Authors can share their short stories (less than 2000 words please) or poetry, and it won’t cost you a penny! The deadline this month is 27th September.  Stories or poems can be on any subject, but please keep them reasonably family friendly. On 29th September I will pick a winner and runner up and share the links in my newsletter and on my Facebook and Twitter pages. Please ensure that you add your story to this current month’s submission page and not any previous month, or it may be missed.

I look forward to reading your efforts. The winner and runner up will receive these laurels to add to their story:

SHORT STORY LAUREL WINNER SEP 2018SHORT STORY LAUREL RUNNER UP SEP 2018

 

Here’s one of my short stories for you:

THE SNOW ANGEL, BY STEVIE TURNER

Emily could see clumps of snow settling on the tree’s branches outside her bedroom window; each flake falling tantalisingly just out of reach.   Next to her sat Bertie, the family’s chocolate brown Labrador, enthralled and seemingly also eager to shake off the pall of gloom that had been hanging over the house.

Her child’s mind assessed the situation. Okay, so she had some kind of illness with an unpronounceable name.  Death was something that happened to old people, not to ten year old girls. She was tired, but then again she had been awake all night until the nurse had arrived to give her an injection.  The pain was easing, the snow was falling, and Emily was ready to play.

Bertie wagged his tail as Emily stood up and put one finger to her lips.  She ached to her very bones, but could hear children’s voices in the street beyond the garden fence and yearned to join in their games.  Her friends had stopped calling some time ago after her mother had continually sent them away.  Emily checked the clock and knew afternoon nap time would last another hour at least.  She could hear no daytime TV programmes downstairs, and reasoned her mother would probably have taken the chance to sleep too, after the long night.  The gods were smiling for a change.

She slipped on her boots and took a coat out of the wardrobe.  Patting Bertie’s head, she held onto his collar as she eased open the bedroom door.  The sound of snoring nearby brought a smile to her face.  Her knees hurt badly when she tried to go down the stairs, and so she sat on the top step and bumped herself down slowly. 

It had been ages since she had been on the ground floor.  She walked stiffly through the kitchen to the back door, more tired than she had ever felt in her life. A large key still sat in the lock. Emily turned it and walked outside with Bertie to freedom.

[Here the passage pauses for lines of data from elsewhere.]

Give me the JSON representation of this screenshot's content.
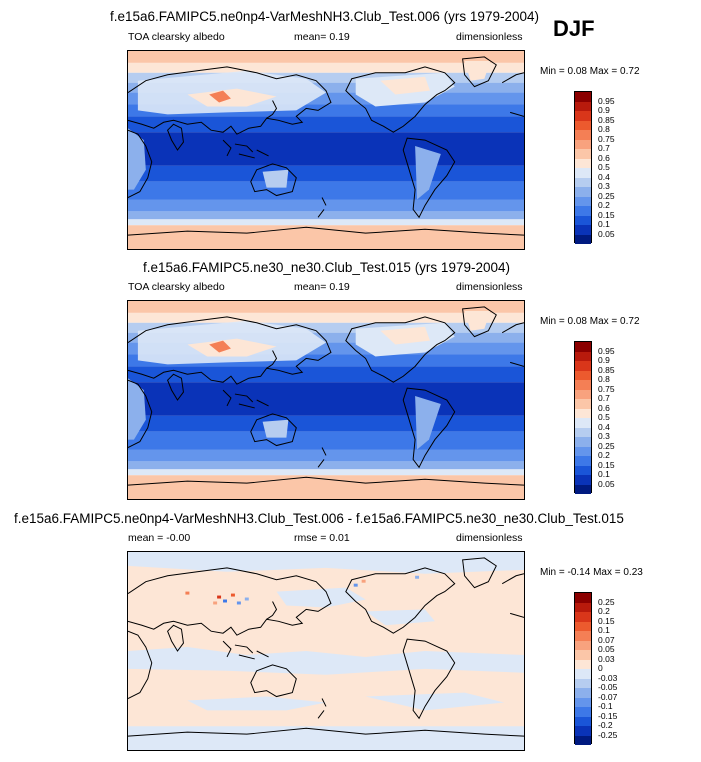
{
  "season": "DJF",
  "panels": [
    {
      "title": "f.e15a6.FAMIPC5.ne0np4-VarMeshNH3.Club_Test.006 (yrs 1979-2004)",
      "left_label": "TOA clearsky albedo",
      "center_label": "mean=  0.19",
      "right_label": "dimensionless",
      "minmax": "Min =  0.08 Max =  0.72",
      "colorbar_labels": [
        "0.95",
        "0.9",
        "0.85",
        "0.8",
        "0.75",
        "0.7",
        "0.6",
        "0.5",
        "0.4",
        "0.3",
        "0.25",
        "0.2",
        "0.15",
        "0.1",
        "0.05"
      ]
    },
    {
      "title": "f.e15a6.FAMIPC5.ne30_ne30.Club_Test.015 (yrs 1979-2004)",
      "left_label": "TOA clearsky albedo",
      "center_label": "mean=  0.19",
      "right_label": "dimensionless",
      "minmax": "Min =  0.08 Max =  0.72",
      "colorbar_labels": [
        "0.95",
        "0.9",
        "0.85",
        "0.8",
        "0.75",
        "0.7",
        "0.6",
        "0.5",
        "0.4",
        "0.3",
        "0.25",
        "0.2",
        "0.15",
        "0.1",
        "0.05"
      ]
    },
    {
      "title": "f.e15a6.FAMIPC5.ne0np4-VarMeshNH3.Club_Test.006 - f.e15a6.FAMIPC5.ne30_ne30.Club_Test.015",
      "left_label": "mean =  -0.00",
      "center_label": "rmse =  0.01",
      "right_label": "dimensionless",
      "minmax": "Min =  -0.14 Max =  0.23",
      "colorbar_labels": [
        "0.25",
        "0.2",
        "0.15",
        "0.1",
        "0.07",
        "0.05",
        "0.03",
        "0",
        "-0.03",
        "-0.05",
        "-0.07",
        "-0.1",
        "-0.15",
        "-0.2",
        "-0.25"
      ]
    }
  ],
  "colors": {
    "abs_scale": [
      "#8b0000",
      "#b81a0c",
      "#d9361a",
      "#ec5a2e",
      "#f47f55",
      "#f8a27e",
      "#fbc6a8",
      "#fde6d6",
      "#dde8f7",
      "#b6cdf0",
      "#8cb0ec",
      "#6495ec",
      "#3d78e8",
      "#1a55d8",
      "#0a33b8",
      "#001a80"
    ],
    "diff_scale": [
      "#8b0000",
      "#b81a0c",
      "#d9361a",
      "#ec5a2e",
      "#f47f55",
      "#f8a27e",
      "#fbc6a8",
      "#fde6d6",
      "#dde8f7",
      "#b6cdf0",
      "#8cb0ec",
      "#6495ec",
      "#3d78e8",
      "#1a55d8",
      "#0a33b8",
      "#001a80"
    ]
  }
}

The cold air made her take a quick breath, and her heart was pounding with the effort of moving.  Emily lifted up her face to the sky and let the soft snowflakes fall on her face, while Bertie ran around her legs, making a scrabble of deep paw prints.  She could hear Margaret’s voice out in the street daring her little sister to make a snow angel.  Emily looked down the garden path and imagined her friend on the other side of the fence, but knew the distance was too far for her to walk.  She decided it was time to make her own snow angel right there and then.

Letting Bertie prance about, she lay on her back on a thick carpet of snow.  Above her, blue patches peeked out from behind angry dark clouds.  She felt snowflakes melting on her cheeks.  Her heart did a pitter-patter dance all of its own.  She grinned and threw her arms out wide, closing her eyes as Bertie’s curious dog face came in close to her own. 

Bertie’s sudden barking caused her to jump in alarm.  An angel with white feathery wings flapped away in her vision, blocking clouds from view.  Emily, unaccountably unafraid, moved her arms up and down in the snow, as the angel flapped in closer.  Her pain and tiredness vanished, and she felt as free as a bird.  She was one with the angel, first on the ground, and then up, up, up through the clouds.  There was no more pain and suffering.  She looked down at her frozen body, still with its arms outstretched.  It was the best snow angel she had ever made.